Frank, du drehst mir die Worte im Munde um und das an so vielen Stellen. Was ist los?

Zitat
Ist das so? Ist dein zentraler Gedanke progessive Texte zu schreiben? Oder ist dein zentraler Gedanke gesellschaftskritisch zu schrieben? Was ist die Folge von wem?
Wenn dir jemand sagt, deine Themen und deine Art zu Schreiben ist nicht progressiv, aber gesellschaftskritisch. Fühlt sich das besser für dich an, als wenn es umgekehrt wäre?

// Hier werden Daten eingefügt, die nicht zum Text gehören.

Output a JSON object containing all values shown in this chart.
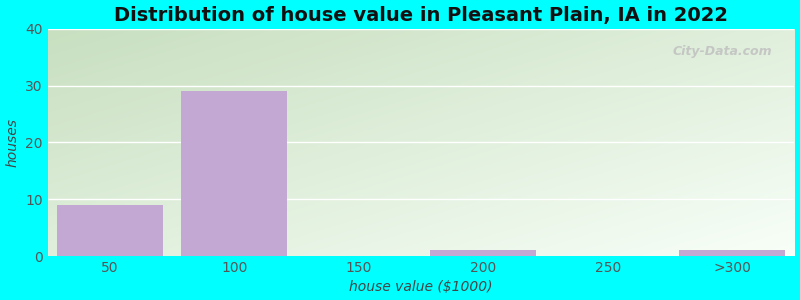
{
  "title": "Distribution of house value in Pleasant Plain, IA in 2022",
  "xlabel": "house value ($1000)",
  "ylabel": "houses",
  "categories": [
    "50",
    "100",
    "150",
    "200",
    "250",
    ">300"
  ],
  "values": [
    9,
    29,
    0,
    1,
    0,
    1
  ],
  "bar_color": "#c4a8d4",
  "ylim": [
    0,
    40
  ],
  "yticks": [
    0,
    10,
    20,
    30,
    40
  ],
  "background_color": "#00ffff",
  "grid_color": "#ffffff",
  "title_fontsize": 14,
  "label_fontsize": 10,
  "tick_fontsize": 10,
  "watermark": "City-Data.com",
  "grad_top": "#c8dfc0",
  "grad_bottom": "#f8fff5"
}
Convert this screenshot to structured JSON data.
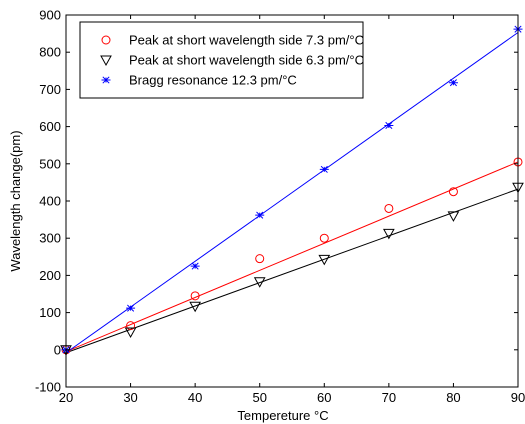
{
  "chart_data": {
    "type": "scatter",
    "xlabel": "Tempereture °C",
    "ylabel": "Wavelength change(pm)",
    "xlim": [
      20,
      90
    ],
    "ylim": [
      -100,
      900
    ],
    "xticks": [
      20,
      30,
      40,
      50,
      60,
      70,
      80,
      90
    ],
    "yticks": [
      -100,
      0,
      100,
      200,
      300,
      400,
      500,
      600,
      700,
      800,
      900
    ],
    "grid": false,
    "legend_position": "top-left",
    "series": [
      {
        "name": "Peak at short wavelength side  7.3 pm/°C",
        "marker": "circle",
        "color": "#ff0000",
        "x": [
          20,
          30,
          40,
          50,
          60,
          70,
          80,
          90
        ],
        "y": [
          0,
          65,
          145,
          245,
          300,
          380,
          425,
          505
        ],
        "fit": {
          "x": [
            20,
            90
          ],
          "y": [
            -5,
            505
          ]
        }
      },
      {
        "name": "Peak at short wavelength side  6.3 pm/°C",
        "marker": "triangle-down",
        "color": "#000000",
        "x": [
          20,
          30,
          40,
          50,
          60,
          70,
          80,
          90
        ],
        "y": [
          0,
          48,
          117,
          183,
          243,
          313,
          360,
          437
        ],
        "fit": {
          "x": [
            20,
            90
          ],
          "y": [
            -8,
            432
          ]
        }
      },
      {
        "name": "Bragg resonance  12.3 pm/°C",
        "marker": "asterisk",
        "color": "#0000ff",
        "x": [
          20,
          30,
          40,
          50,
          60,
          70,
          80,
          90
        ],
        "y": [
          0,
          112,
          225,
          362,
          485,
          603,
          718,
          862
        ],
        "fit": {
          "x": [
            20,
            90
          ],
          "y": [
            -8,
            853
          ]
        }
      }
    ]
  }
}
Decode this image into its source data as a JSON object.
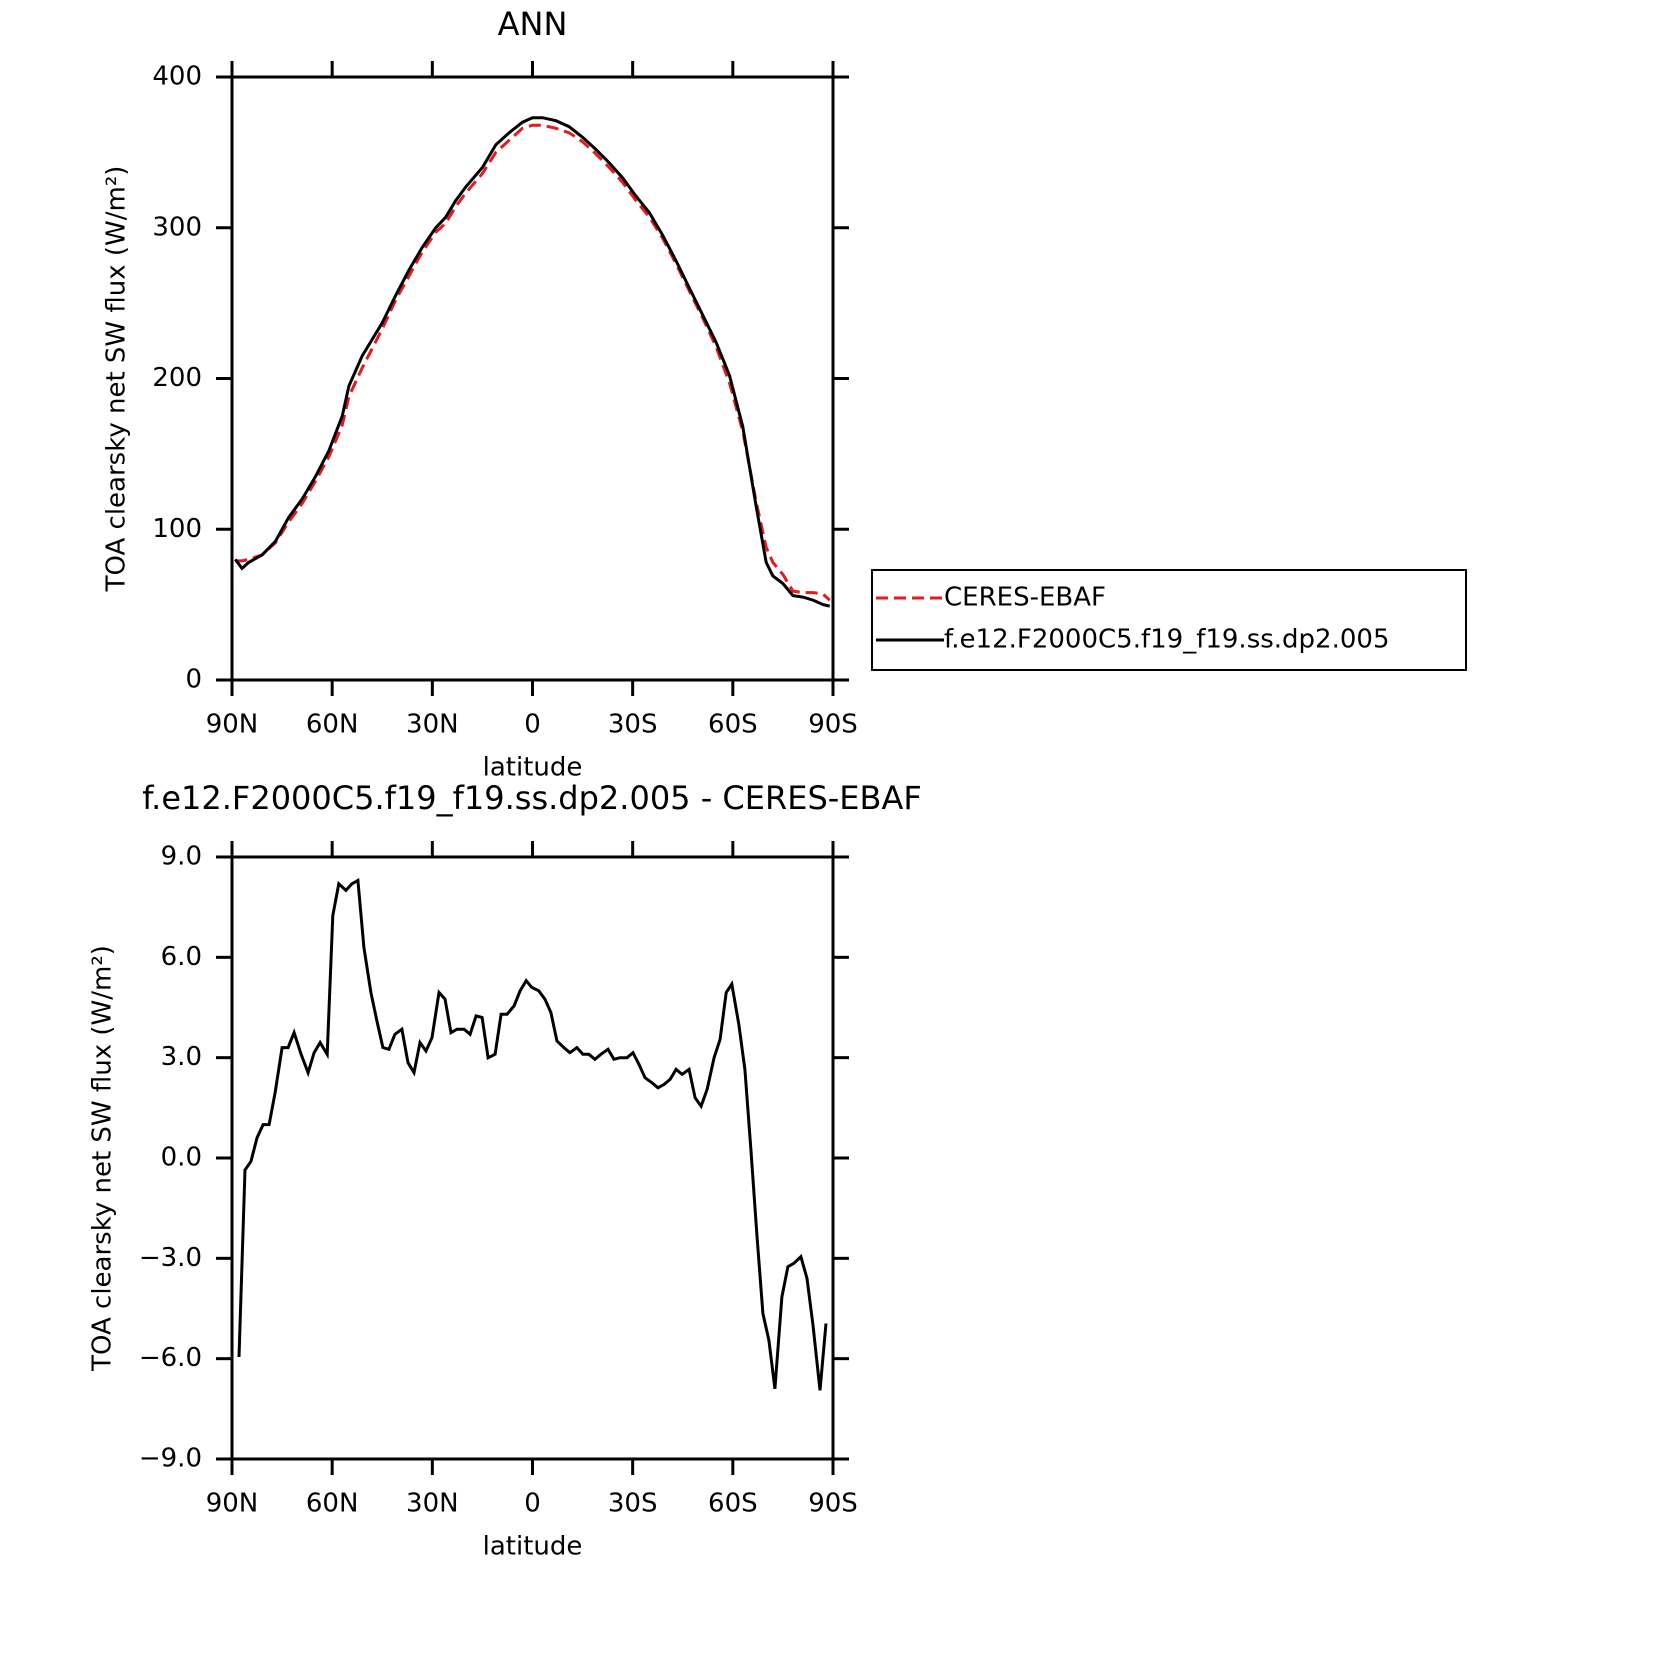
{
  "chart_data": [
    {
      "type": "line",
      "title": "ANN",
      "x_label": "latitude",
      "y_label": "TOA clearsky net SW flux (W/m²)",
      "xlim": [
        90,
        -90
      ],
      "xticks": [
        {
          "value": 90,
          "label": "90N"
        },
        {
          "value": 60,
          "label": "60N"
        },
        {
          "value": 30,
          "label": "30N"
        },
        0,
        {
          "value": -30,
          "label": "30S"
        },
        {
          "value": -60,
          "label": "60S"
        },
        {
          "value": -90,
          "label": "90S"
        }
      ],
      "ylim": [
        0,
        400
      ],
      "yticks": [
        0,
        100,
        200,
        300,
        400
      ],
      "legend": "right",
      "x": [
        89,
        87,
        85,
        81,
        77,
        73,
        69,
        65,
        61,
        57,
        55,
        51,
        45,
        41,
        37,
        33,
        29,
        26,
        23,
        20,
        15,
        11,
        7,
        3,
        0,
        -3,
        -7,
        -11,
        -15,
        -19,
        -23,
        -27,
        -31,
        -35,
        -39,
        -43,
        -47,
        -51,
        -55,
        -59,
        -63,
        -67,
        -70,
        -72,
        -75,
        -78,
        -81,
        -84,
        -87,
        -89
      ],
      "series": [
        {
          "name": "CERES-EBAF",
          "color": "#e41a1c",
          "dashed": true,
          "values": [
            79,
            79,
            80,
            83,
            91,
            105,
            117,
            132,
            148,
            169,
            188,
            207,
            233,
            252,
            268,
            284,
            297,
            303,
            314,
            323,
            336,
            350,
            358,
            366,
            368,
            368,
            366,
            363,
            357,
            349,
            340,
            330,
            318,
            307,
            293,
            276,
            258,
            240,
            221,
            197,
            165,
            118,
            88,
            78,
            70,
            59,
            58,
            58,
            57,
            53
          ]
        },
        {
          "name": "f.e12.F2000C5.f19_f19.ss.dp2.005",
          "color": "#000000",
          "dashed": false,
          "values": [
            80,
            74,
            78,
            83,
            92,
            108,
            120,
            135,
            152,
            175,
            195,
            215,
            237,
            255,
            272,
            287,
            300,
            307,
            318,
            327,
            340,
            355,
            363,
            370,
            373,
            373,
            371,
            367,
            360,
            352,
            343,
            333,
            321,
            310,
            295,
            278,
            260,
            242,
            224,
            202,
            168,
            115,
            78,
            69,
            64,
            56,
            55,
            53,
            50,
            49
          ]
        }
      ]
    },
    {
      "type": "line",
      "title": "f.e12.F2000C5.f19_f19.ss.dp2.005 - CERES-EBAF",
      "x_label": "latitude",
      "y_label": "TOA clearsky net SW flux (W/m²)",
      "xlim": [
        90,
        -90
      ],
      "xticks": [
        {
          "value": 90,
          "label": "90N"
        },
        {
          "value": 60,
          "label": "60N"
        },
        {
          "value": 30,
          "label": "30N"
        },
        0,
        {
          "value": -30,
          "label": "30S"
        },
        {
          "value": -60,
          "label": "60S"
        },
        {
          "value": -90,
          "label": "90S"
        }
      ],
      "ylim": [
        -9,
        9
      ],
      "yticks": [
        {
          "value": -9,
          "label": "−9.0"
        },
        {
          "value": -6,
          "label": "−6.0"
        },
        {
          "value": -3,
          "label": "−3.0"
        },
        {
          "value": 0,
          "label": "0.0"
        },
        {
          "value": 3,
          "label": "3.0"
        },
        {
          "value": 6,
          "label": "6.0"
        },
        {
          "value": 9,
          "label": "9.0"
        }
      ],
      "x": [
        87.9,
        86.1,
        84.3,
        82.5,
        80.7,
        78.9,
        77.1,
        75.0,
        73.2,
        71.4,
        69.3,
        67.2,
        65.4,
        63.6,
        61.5,
        59.8,
        58.0,
        55.9,
        54.1,
        52.3,
        50.5,
        48.4,
        46.6,
        44.8,
        43.0,
        41.2,
        39.1,
        37.3,
        35.5,
        33.7,
        31.9,
        30.1,
        28.0,
        26.2,
        24.4,
        22.6,
        20.5,
        18.7,
        16.9,
        15.1,
        13.3,
        11.2,
        9.4,
        7.6,
        5.5,
        3.7,
        1.9,
        0.2,
        -1.9,
        -3.7,
        -5.5,
        -7.3,
        -9.4,
        -11.2,
        -13.3,
        -15.1,
        -16.9,
        -18.7,
        -20.5,
        -22.6,
        -24.4,
        -26.2,
        -28.3,
        -30.1,
        -31.9,
        -33.7,
        -35.8,
        -37.6,
        -39.4,
        -41.2,
        -43.0,
        -44.8,
        -46.9,
        -48.7,
        -50.5,
        -52.3,
        -54.4,
        -56.2,
        -58.0,
        -59.7,
        -61.8,
        -63.6,
        -65.4,
        -67.2,
        -69.0,
        -70.8,
        -72.6,
        -74.7,
        -76.5,
        -78.3,
        -80.4,
        -82.2,
        -84.0,
        -86.1,
        -87.9
      ],
      "series": [
        {
          "name": "f.e12.F2000C5.f19_f19.ss.dp2.005 - CERES-EBAF",
          "color": "#000000",
          "dashed": false,
          "values": [
            -5.95,
            -0.36,
            -0.1,
            0.6,
            1.0,
            1.0,
            1.95,
            3.3,
            3.3,
            3.75,
            3.1,
            2.55,
            3.15,
            3.45,
            3.1,
            7.25,
            8.2,
            8.0,
            8.2,
            8.3,
            6.3,
            4.95,
            4.1,
            3.3,
            3.25,
            3.7,
            3.85,
            2.85,
            2.55,
            3.45,
            3.2,
            3.6,
            4.95,
            4.75,
            3.75,
            3.85,
            3.85,
            3.7,
            4.25,
            4.2,
            3.0,
            3.1,
            4.3,
            4.3,
            4.55,
            5.0,
            5.3,
            5.1,
            5.0,
            4.75,
            4.35,
            3.5,
            3.3,
            3.15,
            3.3,
            3.1,
            3.1,
            2.95,
            3.1,
            3.25,
            2.95,
            3.0,
            3.0,
            3.15,
            2.8,
            2.4,
            2.25,
            2.1,
            2.2,
            2.35,
            2.65,
            2.5,
            2.65,
            1.8,
            1.55,
            2.05,
            3.0,
            3.55,
            4.95,
            5.2,
            4.0,
            2.65,
            0.25,
            -2.3,
            -4.65,
            -5.45,
            -6.9,
            -4.15,
            -3.25,
            -3.15,
            -2.95,
            -3.6,
            -5.0,
            -6.95,
            -4.95
          ]
        }
      ]
    }
  ]
}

Ich habe doch nirgendwo behauptet, dass das mein zentraler Gedanke sei. Oder mein zentrales Anliegen (ich nehme an, das war es, was du meinst?). Ansonsten würde ich sagen: Gesellschaftskritik funktioniert in progressive und in traditionalistische oder gar reaktionäre Richtung. Neonazis sind auch gesellschaftskritisch. Aber das ist gar nicht die Richtung, die mir vorschwebt. Insofern: ja bitte, gesellschaftskritisch und progressiv. Natürlich gibt es aber Leute, die meine Texte ganz anders lesen und das ist natürlich auch legitim.

Deine Gedanken zu Erzählen und Träumen leuchten mir ein: an beidem ist das Unbewusste beteiligt. Allerdings habe ich es so verstanden, dass wir hier über Erzählstrukturen sprechen. Und rein strukturell finde ich beide Arten des Erzählens doch sehr verschieden. Oder ich stehe einfach nur auf dem Schlauch und sehe die Ähnlichkeiten nicht. Oder wir haben aneinander vorbeigeredet, weil du den Inhalt meintest und ich die Struktur. Wobei: Wenn es um die Hypothese geht, dass die Struktur unserer Texte zu einem großen Teil ebenso unbewusst entsteht, wie die Struktur von Träumen, dann kann ich da sogar mitgehen. Interessanter Gedanke ... nur in der Überarbeitung wird im besten Falle dann einiges bewusst. Oder nicht? Die interessante Frage ist, inwiefern wir überhaupt Verfügungsgewalt über die Struktur unserer Texte haben.

Zitat
Du findest konservative SF schwer auszuhalten?

Du-u, Fra-ank ... das habe ich weder gemeint noch geschrieben. Ich schrieb, dass ich den Backlash schwer auszuhalten finde. Das ist schon ein sehr wesentlicher Unterschied.

Ansonsten müssten wir mal schauen, was für Retro-SF du meinst. Ursula K Le Guin? James Tiptree Jr? Douglas Adams? Stanislaw Lem? Alles alt und alles von mir sehr geschätzt, zumindest zum Teil. Aber retro meint eigentlich, dass es jetzt geschrieben wurde, sich aber beim Damals bedient. Und da verstehe ich gar nicht, auf wen du dich beziehst. Und was das mit der Erzählstruktur zu tun hat.  :dontknow: Magst du mich aufklären?